Help shape our urban forest
Bass Coast Shire Council is developing an Urban Forest Strategy, to help ensure Bass Coast’s ‘urban forest’ continues to thrive.
Urban forests are made up of all trees and vegetation in an urban area. They include street trees and other vegetation on nature strips, in parks and open space, as well as in backyards, along waterways, in industrial areas and in conservation areas.
Bass Coast Shire Mayor Cr Michael Whelan said that urban forests provide a great deal of benefits to the environment and the local economy.
“Urban forests help cool our townships during summer, clean up air pollution, support biodiversity, reduce stormwater runoff, boost the economy, support social cohesion and connection to country. In short, our urban forests are great for health and wellbeing,” Cr Whelan said.
“Growing and maintaining a healthy urban forest also captures and stores carbon, helping to mitigate climate change.
“There’s even research to suggest that people who live around trees are less violent and experience less mental fatigue.”
And importantly, trees and green spaces are highly valued for their beauty, by both locals and visitors alike.
“This Strategy will drive improvements to help ensure we grow a healthy, green and resilient urban forest, that is well managed and protected and provides maximum benefits to our community,” Cr Whelan said.
“Everyone can help grow our urban forest and enjoy the many benefits that trees and vegetation provide.

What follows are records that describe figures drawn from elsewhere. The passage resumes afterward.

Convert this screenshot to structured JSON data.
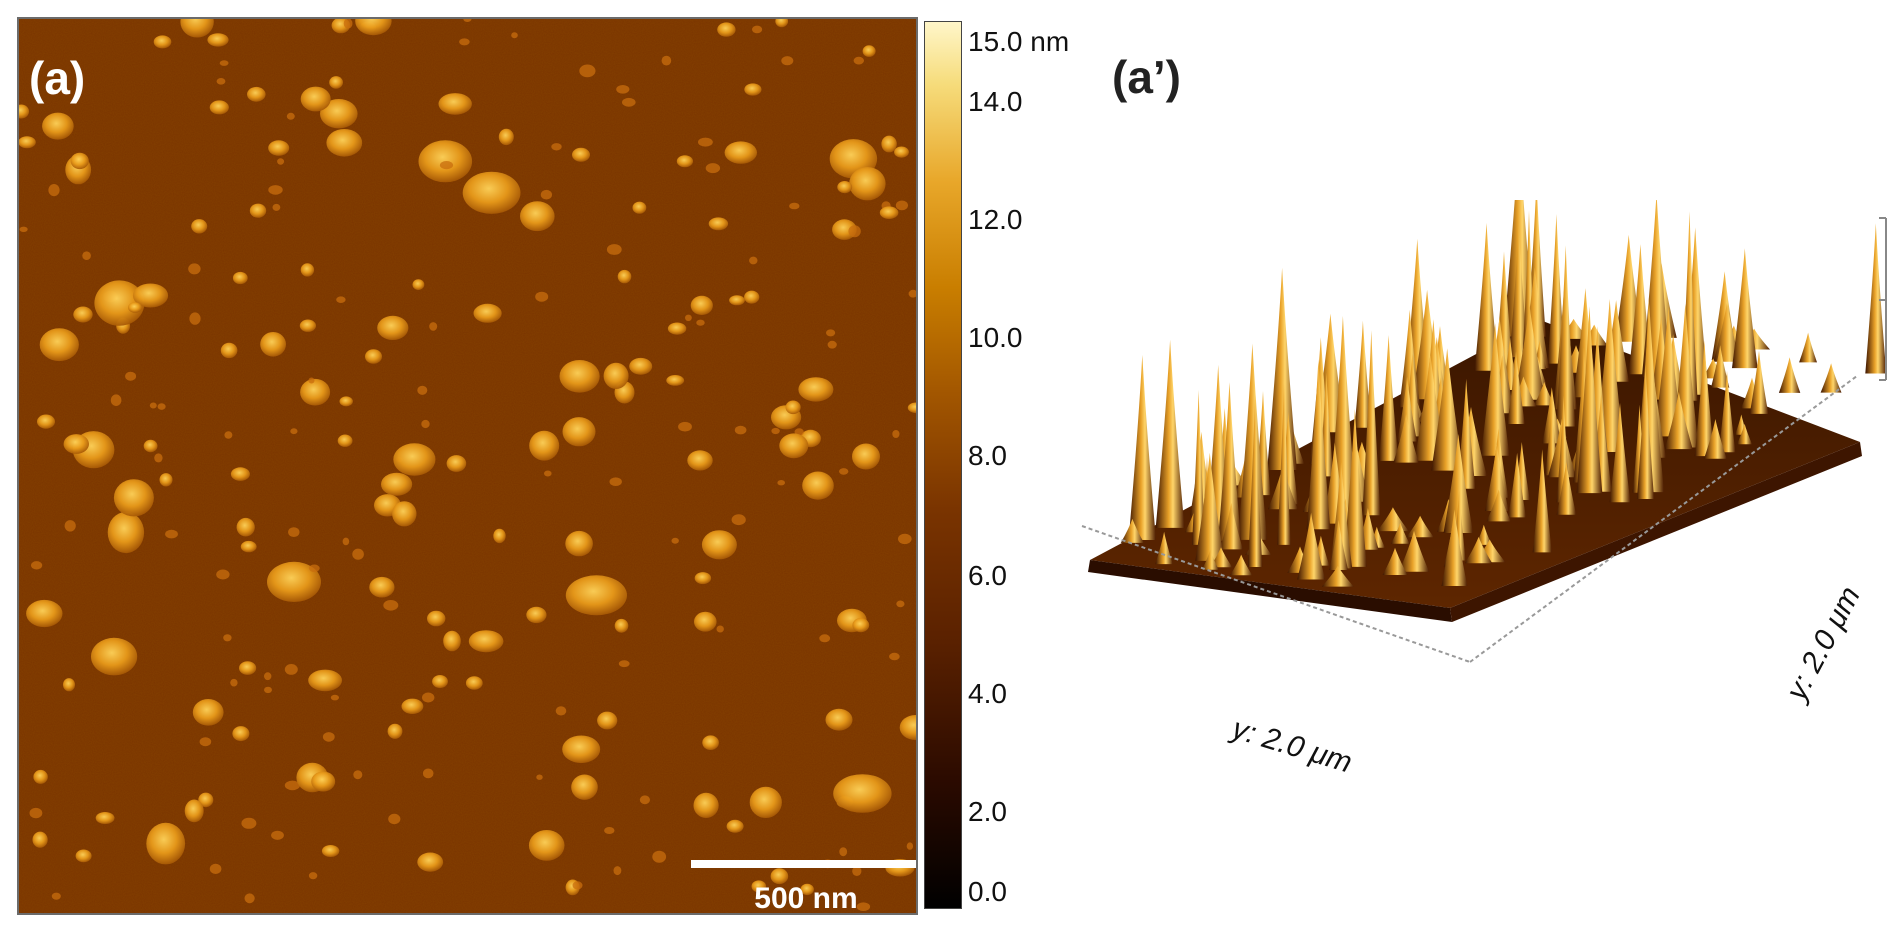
{
  "panel_2d": {
    "label": "(a)",
    "scale_bar_label": "500 nm"
  },
  "colorbar": {
    "ticks": [
      "15.0 nm",
      "14.0",
      "12.0",
      "10.0",
      "8.0",
      "6.0",
      "4.0",
      "2.0",
      "0.0"
    ]
  },
  "panel_3d": {
    "label": "(a’)",
    "x_axis_label": "y: 2.0 μm",
    "y_axis_label": "y: 2.0 μm"
  },
  "colors": {
    "substrate": "#7a3400",
    "particle": "#e89a1a",
    "particle_highlight": "#ffd35a",
    "label_white": "#ffffff"
  }
}
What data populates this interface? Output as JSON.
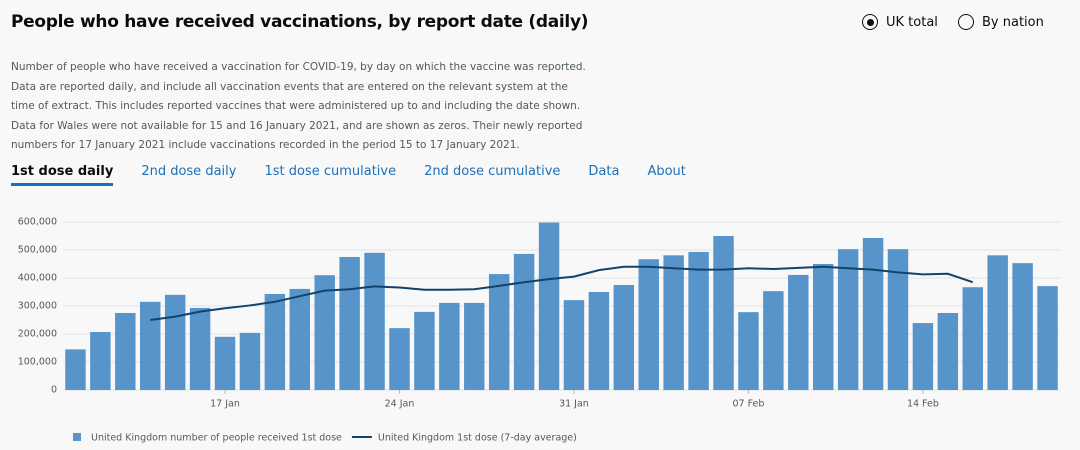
{
  "title": "People who have received vaccinations, by report date (daily)",
  "options": [
    "UK total",
    "By nation"
  ],
  "description": [
    "Number of people who have received a vaccination for COVID-19, by day on which the vaccine was reported.",
    "Data are reported daily, and include all vaccination events that are entered on the relevant system at the",
    "time of extract. This includes reported vaccines that were administered up to and including the date shown.",
    "Data for Wales were not available for 15 and 16 January 2021, and are shown as zeros. Their newly reported",
    "numbers for 17 January 2021 include vaccinations recorded in the period 15 to 17 January 2021."
  ],
  "tabs": [
    "1st dose daily",
    "2nd dose daily",
    "1st dose cumulative",
    "2nd dose cumulative",
    "Data",
    "About"
  ],
  "chart_data": {
    "type": "bar",
    "categories": [
      null,
      null,
      null,
      null,
      null,
      null,
      "17 Jan",
      null,
      null,
      null,
      null,
      null,
      null,
      "24 Jan",
      null,
      null,
      null,
      null,
      null,
      null,
      "31 Jan",
      null,
      null,
      null,
      null,
      null,
      null,
      "07 Feb",
      null,
      null,
      null,
      null,
      null,
      null,
      "14 Feb",
      null,
      null,
      null,
      null,
      null
    ],
    "series": [
      {
        "name": "United Kingdom number of people received 1st dose",
        "type": "bar",
        "color": "#5694ca",
        "values": [
          145000,
          207000,
          275000,
          315000,
          340000,
          293000,
          190000,
          204000,
          343000,
          361000,
          410000,
          475000,
          490000,
          221000,
          279000,
          311000,
          311000,
          414000,
          486000,
          598000,
          321000,
          350000,
          375000,
          467000,
          481000,
          493000,
          550000,
          278000,
          353000,
          411000,
          450000,
          503000,
          543000,
          503000,
          239000,
          275000,
          367000,
          481000,
          453000,
          371000
        ]
      },
      {
        "name": "United Kingdom 1st dose (7-day average)",
        "type": "line",
        "color": "#12436d",
        "values": [
          null,
          null,
          null,
          250000,
          262000,
          280000,
          292000,
          302000,
          315000,
          335000,
          355000,
          360000,
          370000,
          366000,
          358000,
          358000,
          360000,
          372000,
          385000,
          396000,
          405000,
          428000,
          440000,
          440000,
          435000,
          430000,
          430000,
          435000,
          432000,
          436000,
          440000,
          435000,
          430000,
          420000,
          413000,
          415000,
          385000,
          null,
          null,
          null
        ]
      }
    ],
    "ylim": [
      0,
      600000
    ],
    "yticks": [
      0,
      {
        "value": 100000,
        "label": "100,000"
      },
      {
        "value": 200000,
        "label": "200,000"
      },
      {
        "value": 300000,
        "label": "300,000"
      },
      {
        "value": 400000,
        "label": "400,000"
      },
      {
        "value": 500000,
        "label": "500,000"
      },
      {
        "value": 600000,
        "label": "600,000"
      }
    ],
    "grid": true
  }
}
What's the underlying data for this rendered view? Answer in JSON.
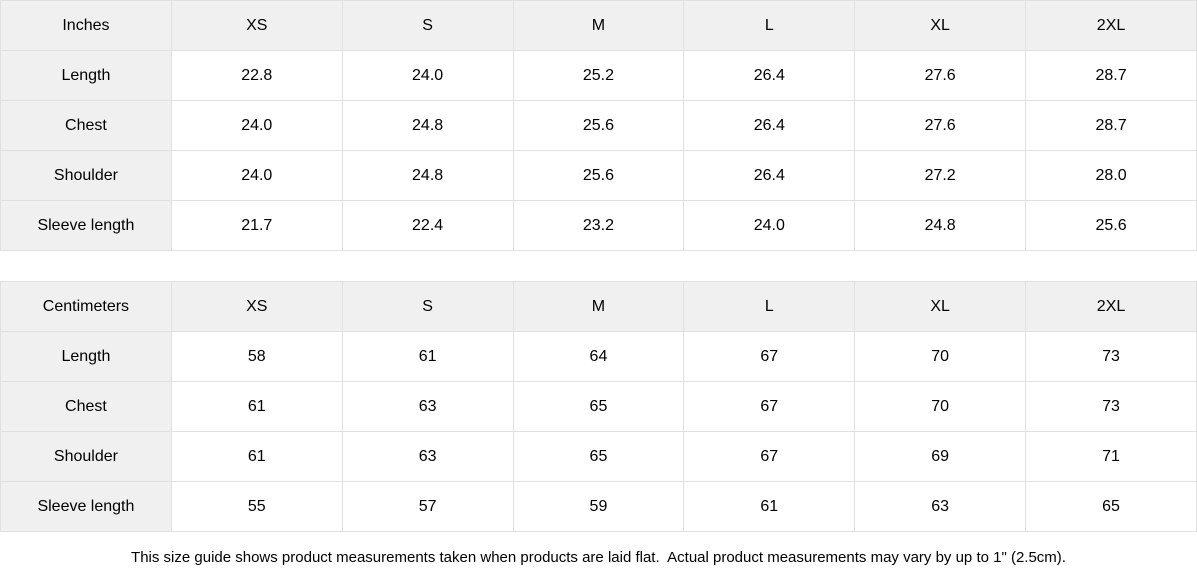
{
  "colors": {
    "header_background": "#f0f0f0",
    "cell_background": "#ffffff",
    "border": "#e0e0e0",
    "text": "#000000"
  },
  "chart_data": [
    {
      "type": "table",
      "title": "Inches",
      "columns": [
        "Inches",
        "XS",
        "S",
        "M",
        "L",
        "XL",
        "2XL"
      ],
      "rows": [
        {
          "label": "Length",
          "values": [
            "22.8",
            "24.0",
            "25.2",
            "26.4",
            "27.6",
            "28.7"
          ]
        },
        {
          "label": "Chest",
          "values": [
            "24.0",
            "24.8",
            "25.6",
            "26.4",
            "27.6",
            "28.7"
          ]
        },
        {
          "label": "Shoulder",
          "values": [
            "24.0",
            "24.8",
            "25.6",
            "26.4",
            "27.2",
            "28.0"
          ]
        },
        {
          "label": "Sleeve length",
          "values": [
            "21.7",
            "22.4",
            "23.2",
            "24.0",
            "24.8",
            "25.6"
          ]
        }
      ]
    },
    {
      "type": "table",
      "title": "Centimeters",
      "columns": [
        "Centimeters",
        "XS",
        "S",
        "M",
        "L",
        "XL",
        "2XL"
      ],
      "rows": [
        {
          "label": "Length",
          "values": [
            "58",
            "61",
            "64",
            "67",
            "70",
            "73"
          ]
        },
        {
          "label": "Chest",
          "values": [
            "61",
            "63",
            "65",
            "67",
            "70",
            "73"
          ]
        },
        {
          "label": "Shoulder",
          "values": [
            "61",
            "63",
            "65",
            "67",
            "69",
            "71"
          ]
        },
        {
          "label": "Sleeve length",
          "values": [
            "55",
            "57",
            "59",
            "61",
            "63",
            "65"
          ]
        }
      ]
    }
  ],
  "footnote": "This size guide shows product measurements taken when products are laid flat.  Actual product measurements may vary by up to 1\" (2.5cm)."
}
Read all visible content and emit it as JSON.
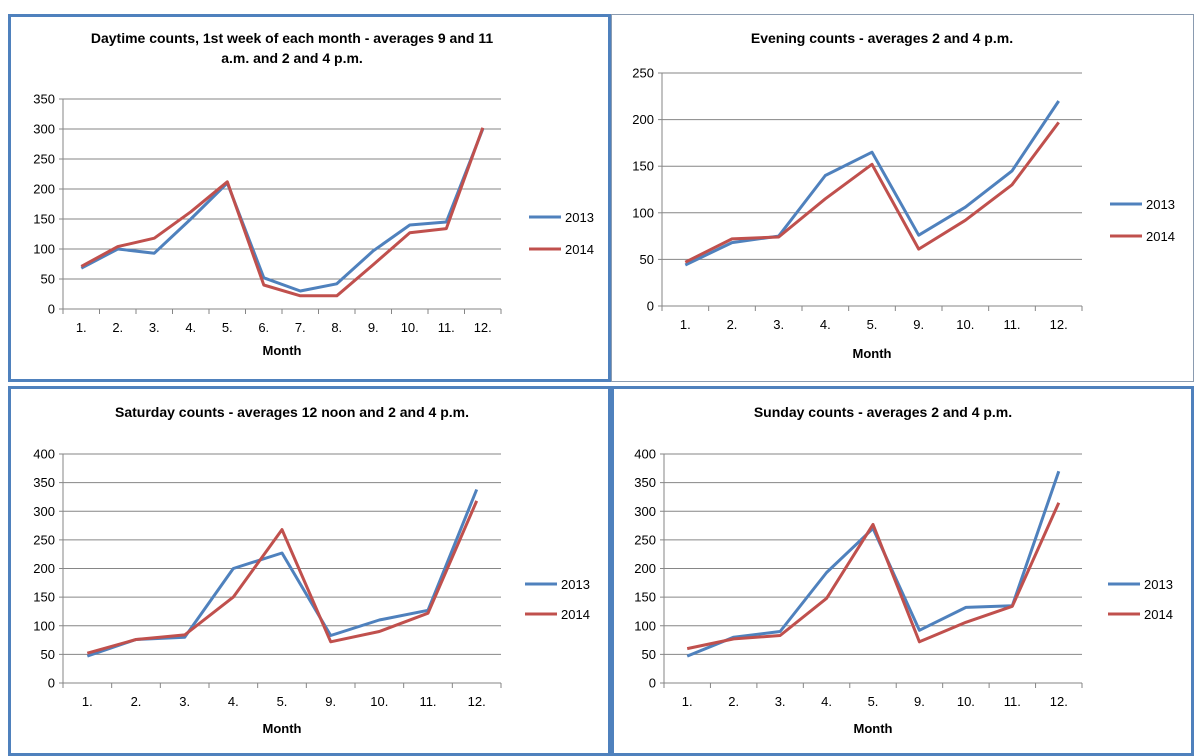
{
  "colors": {
    "series_2013": "#4f81bd",
    "series_2014": "#c0504d",
    "grid": "#868686",
    "border": "#4f81bd"
  },
  "chart_data": [
    {
      "type": "line",
      "title": [
        "Daytime counts, 1st week of each month - averages 9 and 11",
        "a.m. and 2 and 4 p.m."
      ],
      "xlabel": "Month",
      "ylabel": "",
      "categories": [
        "1.",
        "2.",
        "3.",
        "4.",
        "5.",
        "6.",
        "7.",
        "8.",
        "9.",
        "10.",
        "11.",
        "12."
      ],
      "ylim": [
        0,
        350
      ],
      "yticks": [
        "0",
        "50",
        "100",
        "150",
        "200",
        "250",
        "300",
        "350"
      ],
      "grid": true,
      "legend": "right",
      "series": [
        {
          "name": "2013",
          "values": [
            68,
            100,
            93,
            150,
            210,
            52,
            30,
            42,
            97,
            140,
            145,
            300
          ]
        },
        {
          "name": "2014",
          "values": [
            71,
            104,
            118,
            162,
            212,
            40,
            22,
            22,
            74,
            127,
            134,
            302
          ]
        }
      ]
    },
    {
      "type": "line",
      "title": [
        "Evening counts - averages 2 and 4 p.m."
      ],
      "xlabel": "Month",
      "ylabel": "",
      "categories": [
        "1.",
        "2.",
        "3.",
        "4.",
        "5.",
        "9.",
        "10.",
        "11.",
        "12."
      ],
      "ylim": [
        0,
        250
      ],
      "yticks": [
        "0",
        "50",
        "100",
        "150",
        "200",
        "250"
      ],
      "grid": true,
      "legend": "right",
      "series": [
        {
          "name": "2013",
          "values": [
            44,
            68,
            75,
            140,
            165,
            76,
            106,
            145,
            220
          ]
        },
        {
          "name": "2014",
          "values": [
            47,
            72,
            74,
            115,
            152,
            61,
            92,
            130,
            197
          ]
        }
      ]
    },
    {
      "type": "line",
      "title": [
        "Saturday counts - averages  12 noon and 2 and 4 p.m."
      ],
      "xlabel": "Month",
      "ylabel": "",
      "categories": [
        "1.",
        "2.",
        "3.",
        "4.",
        "5.",
        "9.",
        "10.",
        "11.",
        "12."
      ],
      "ylim": [
        0,
        400
      ],
      "yticks": [
        "0",
        "50",
        "100",
        "150",
        "200",
        "250",
        "300",
        "350",
        "400"
      ],
      "grid": true,
      "legend": "right",
      "series": [
        {
          "name": "2013",
          "values": [
            47,
            76,
            80,
            200,
            227,
            83,
            110,
            127,
            338
          ]
        },
        {
          "name": "2014",
          "values": [
            52,
            76,
            84,
            150,
            268,
            72,
            90,
            122,
            318
          ]
        }
      ]
    },
    {
      "type": "line",
      "title": [
        "Sunday counts - averages 2 and 4 p.m."
      ],
      "xlabel": "Month",
      "ylabel": "",
      "categories": [
        "1.",
        "2.",
        "3.",
        "4.",
        "5.",
        "9.",
        "10.",
        "11.",
        "12."
      ],
      "ylim": [
        0,
        400
      ],
      "yticks": [
        "0",
        "50",
        "100",
        "150",
        "200",
        "250",
        "300",
        "350",
        "400"
      ],
      "grid": true,
      "legend": "right",
      "series": [
        {
          "name": "2013",
          "values": [
            47,
            80,
            90,
            193,
            270,
            92,
            132,
            135,
            370
          ]
        },
        {
          "name": "2014",
          "values": [
            60,
            77,
            83,
            148,
            277,
            72,
            106,
            134,
            315
          ]
        }
      ]
    }
  ]
}
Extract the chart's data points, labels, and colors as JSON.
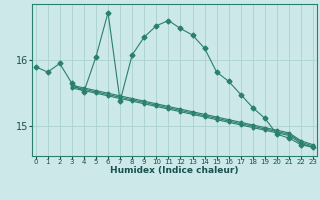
{
  "xlabel": "Humidex (Indice chaleur)",
  "x_ticks": [
    0,
    1,
    2,
    3,
    4,
    5,
    6,
    7,
    8,
    9,
    10,
    11,
    12,
    13,
    14,
    15,
    16,
    17,
    18,
    19,
    20,
    21,
    22,
    23
  ],
  "y_ticks": [
    15,
    16
  ],
  "ylim": [
    14.55,
    16.85
  ],
  "xlim": [
    -0.3,
    23.3
  ],
  "bg_color": "#cce8e8",
  "line_color": "#2a7f6f",
  "grid_color": "#b0d4d4",
  "series1": {
    "x": [
      0,
      1,
      2,
      3,
      4,
      5,
      6,
      7,
      8,
      9,
      10,
      11,
      12,
      13,
      14,
      15,
      16,
      17,
      18,
      19,
      20,
      21,
      22,
      23
    ],
    "y": [
      15.9,
      15.82,
      15.95,
      15.65,
      15.52,
      16.05,
      16.72,
      15.38,
      16.08,
      16.35,
      16.52,
      16.6,
      16.48,
      16.38,
      16.18,
      15.82,
      15.68,
      15.48,
      15.28,
      15.12,
      14.88,
      14.82,
      14.72,
      14.68
    ]
  },
  "series2": {
    "x": [
      3,
      4,
      5,
      6,
      7,
      8,
      9,
      10,
      11,
      12,
      13,
      14,
      15,
      16,
      17,
      18,
      19,
      20,
      21,
      22,
      23
    ],
    "y": [
      15.62,
      15.58,
      15.54,
      15.5,
      15.46,
      15.42,
      15.38,
      15.34,
      15.3,
      15.26,
      15.22,
      15.18,
      15.14,
      15.1,
      15.06,
      15.02,
      14.98,
      14.94,
      14.9,
      14.78,
      14.72
    ]
  },
  "series3": {
    "x": [
      3,
      4,
      5,
      6,
      7,
      8,
      9,
      10,
      11,
      12,
      13,
      14,
      15,
      16,
      17,
      18,
      19,
      20,
      21,
      22,
      23
    ],
    "y": [
      15.6,
      15.56,
      15.52,
      15.48,
      15.44,
      15.4,
      15.36,
      15.32,
      15.28,
      15.24,
      15.2,
      15.16,
      15.12,
      15.08,
      15.04,
      15.0,
      14.96,
      14.92,
      14.88,
      14.76,
      14.7
    ]
  },
  "series4": {
    "x": [
      3,
      4,
      5,
      6,
      7,
      8,
      9,
      10,
      11,
      12,
      13,
      14,
      15,
      16,
      17,
      18,
      19,
      20,
      21,
      22,
      23
    ],
    "y": [
      15.58,
      15.54,
      15.5,
      15.46,
      15.42,
      15.38,
      15.34,
      15.3,
      15.26,
      15.22,
      15.18,
      15.14,
      15.1,
      15.06,
      15.02,
      14.98,
      14.94,
      14.9,
      14.86,
      14.74,
      14.68
    ]
  }
}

“We encourage you to contribute to shaping this Strategy, by completing the survey at www.engage.basscoast.vic.gov.au/urban-forest. You can also ‘follow’ the project, to receive updates when they occur,” Cr Whelan concluded.
The urban areas to be covered include The Gurdies, Pioneer Bay, Grantville, Tenby Point, Corinella, Coronet Bay, Bass, San Remo, Newhaven, Cape Woolamai, Surf Beach, Sunderland Bay, Smiths Beach, Sunset Strip, Wimbledon Heights, Rhyll, Silverleaves, Cowes, Ventnor, Kilcunda, Dalyston, Wonthaggi, Cape Paterson and Inverloch.
The survey is open until Sunday, 29 May.
There will be additional opportunities to contribute through community group submissions and a community workshop in coming months.